Empty platitudes, she thought. Marcus was never sorry. It’s what made him such a good mission director.
“What’s happening out there?”
“He’s become tolerant of the Somazine. He is semi-awake and delusional. We’ve been working to keep him stable and our efforts are failing.”
She calculated consumables against time. As a civil engineer by training, numbers were second nature to her. She used to build bridges. Realization swept through her. Gravity seemed to loosen its hold and she steadied herself with a hand on the mahogany desk. “He can’t make it there and back awake, can he?”
“No, he can’t,” he admitted. “Even semi-conscious he is consuming too many resources.”
“Rescue?” she asked.
“That multi-billion dollar CIA spy satellite that failed to reach orbit last year is a rescue package. We launched when it became clear the Somazine wasn’t working. That package has consumables and a new formulation of Somazine. It will intercept him in three weeks. We need him to be functional for the rendezvous and the only time he is remotely coherent is when he receives your messages. He listens to your voice and reads your messages. We are hoping to build on that.” He walked around the desk and sat in the chair next to her. He took her hand and she knew she was being played. It was a clumsy and unnecessary ploy.
“He can make it,” he said. “But we need your help.”
“I’m so tired of this,” said Dawn.
“Will you help us?”
“Of course.” Tears ran down her face. She pulled her hand away. Damian was her husband, which meant that it was perfectly logical to love him, and hate him, at the same time, and she didn’t owe anybody an explanation, least of all Marcus.
She spun the monitor away from her sight.

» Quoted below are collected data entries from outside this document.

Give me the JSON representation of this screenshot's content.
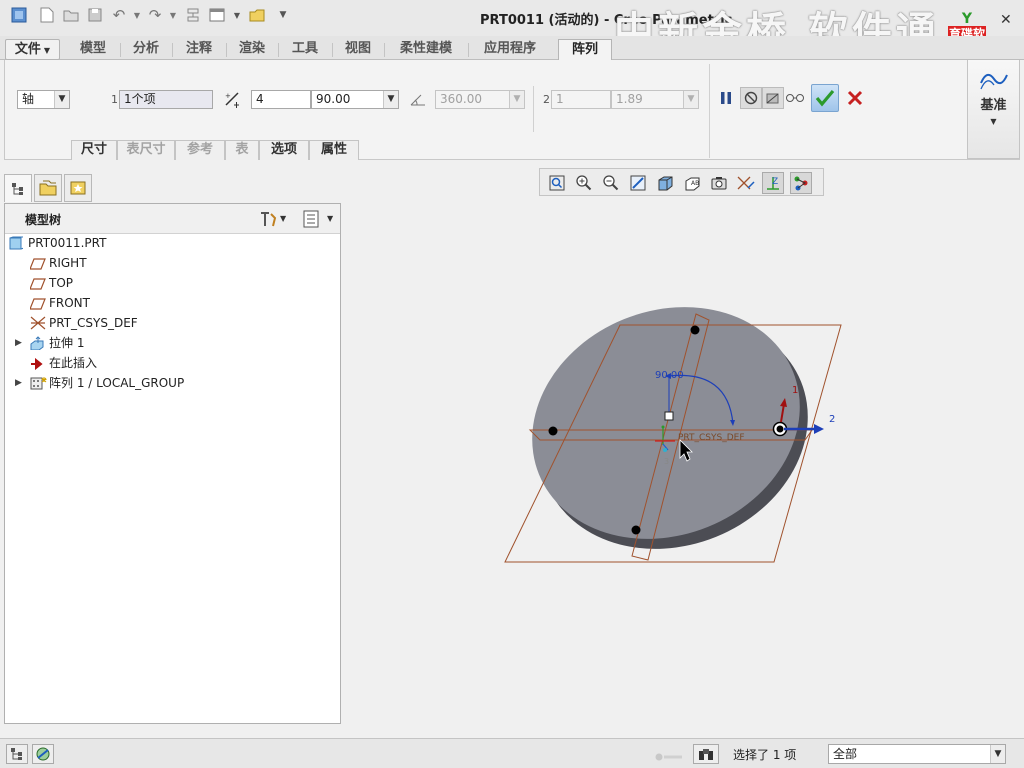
{
  "window": {
    "title": "PRT0011 (活动的) - Creo Parametric",
    "watermark": "中新金桥 软件通",
    "logo_text": "育碟软件",
    "help_icon": "?"
  },
  "menu": {
    "file_label": "文件",
    "tabs": [
      "模型",
      "分析",
      "注释",
      "渲染",
      "工具",
      "视图",
      "柔性建模",
      "应用程序",
      "阵列"
    ],
    "active_tab": "阵列"
  },
  "ribbon": {
    "pattern_type": "轴",
    "dir1_num": "1",
    "dir1_ref": "1个项",
    "dir1_count": "4",
    "dir1_angle": "90.00",
    "angle_extent": "360.00",
    "dir2_num": "2",
    "dir2_count": "1",
    "dir2_spacing": "1.89",
    "subtabs": [
      "尺寸",
      "表尺寸",
      "参考",
      "表",
      "选项",
      "属性"
    ],
    "subtabs_disabled": [
      false,
      true,
      true,
      true,
      false,
      false
    ],
    "datum_label": "基准"
  },
  "left_panel": {
    "tree_title": "模型树",
    "tree": [
      {
        "label": "PRT0011.PRT",
        "icon": "part-icon",
        "expandable": false,
        "indent": 0
      },
      {
        "label": "RIGHT",
        "icon": "datum-plane-icon",
        "expandable": false,
        "indent": 1
      },
      {
        "label": "TOP",
        "icon": "datum-plane-icon",
        "expandable": false,
        "indent": 1
      },
      {
        "label": "FRONT",
        "icon": "datum-plane-icon",
        "expandable": false,
        "indent": 1
      },
      {
        "label": "PRT_CSYS_DEF",
        "icon": "csys-icon",
        "expandable": false,
        "indent": 1
      },
      {
        "label": "拉伸 1",
        "icon": "extrude-icon",
        "expandable": true,
        "indent": 1
      },
      {
        "label": "在此插入",
        "icon": "insert-here-icon",
        "expandable": false,
        "indent": 1
      },
      {
        "label": "阵列 1 / LOCAL_GROUP",
        "icon": "pattern-icon",
        "expandable": true,
        "indent": 1
      }
    ]
  },
  "viewport": {
    "angle_dim": "90.00",
    "csys_label": "PRT_CSYS_DEF",
    "axis_label_1": "1",
    "axis_label_2": "2",
    "axis_label_3": "3"
  },
  "status": {
    "selection_text": "选择了 1 项",
    "filter_value": "全部"
  },
  "colors": {
    "accent_blue": "#1d5fbf",
    "disk_gray": "#8a8c95",
    "plane_brown": "#a05a2c",
    "check_green": "#2c9a2c",
    "cancel_red": "#cc2020"
  }
}
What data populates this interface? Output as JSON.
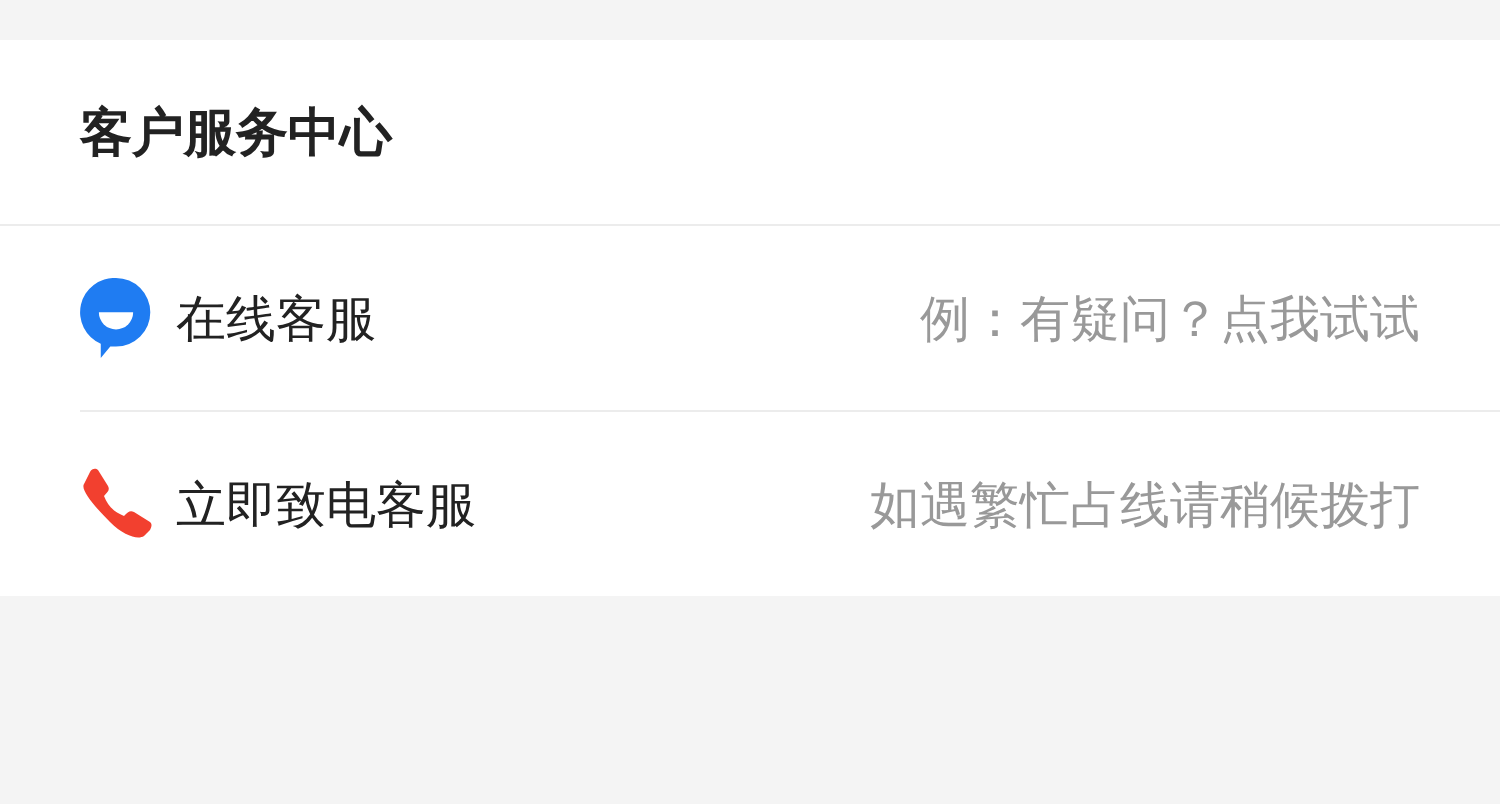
{
  "title": "客户服务中心",
  "items": [
    {
      "kind": "chat",
      "label": "在线客服",
      "hint": "例：有疑问？点我试试"
    },
    {
      "kind": "phone",
      "label": "立即致电客服",
      "hint": "如遇繁忙占线请稍候拨打"
    }
  ]
}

Marcus pushed the buttons of the cypher lock. “The code is 2375 and you have unconditional access.” He pushed the door open, and the lights came on. A wall mounted repeater of Mission Control’s master display exuded a soft blue glow. Mission data cascaded like waterfalls down the display. Icons changed color according to some cryptic matrix. A computer console with a separate monitor sat on a desk beneath the repeater.
She followed him in.
“Sit here,” said Marcus. He pointed to one of two Laz-E-Boy recliners in the room.
She sat, sinking into the chair, letting it take the weight of a day filled with briefings. A strange headset, like a high-tech silver octopus, rested on a stand between the two recliners Marcus pulled over an Aeron office chair from the computer console desk and sat facing her.
“The computer beneath the display is the QTC console, an alternative communication path to Eos.”
“Eos?” asked Dawn.
“It’s what he named his ship.”
“I didn’t know.” Her breath hitched. How could she not know?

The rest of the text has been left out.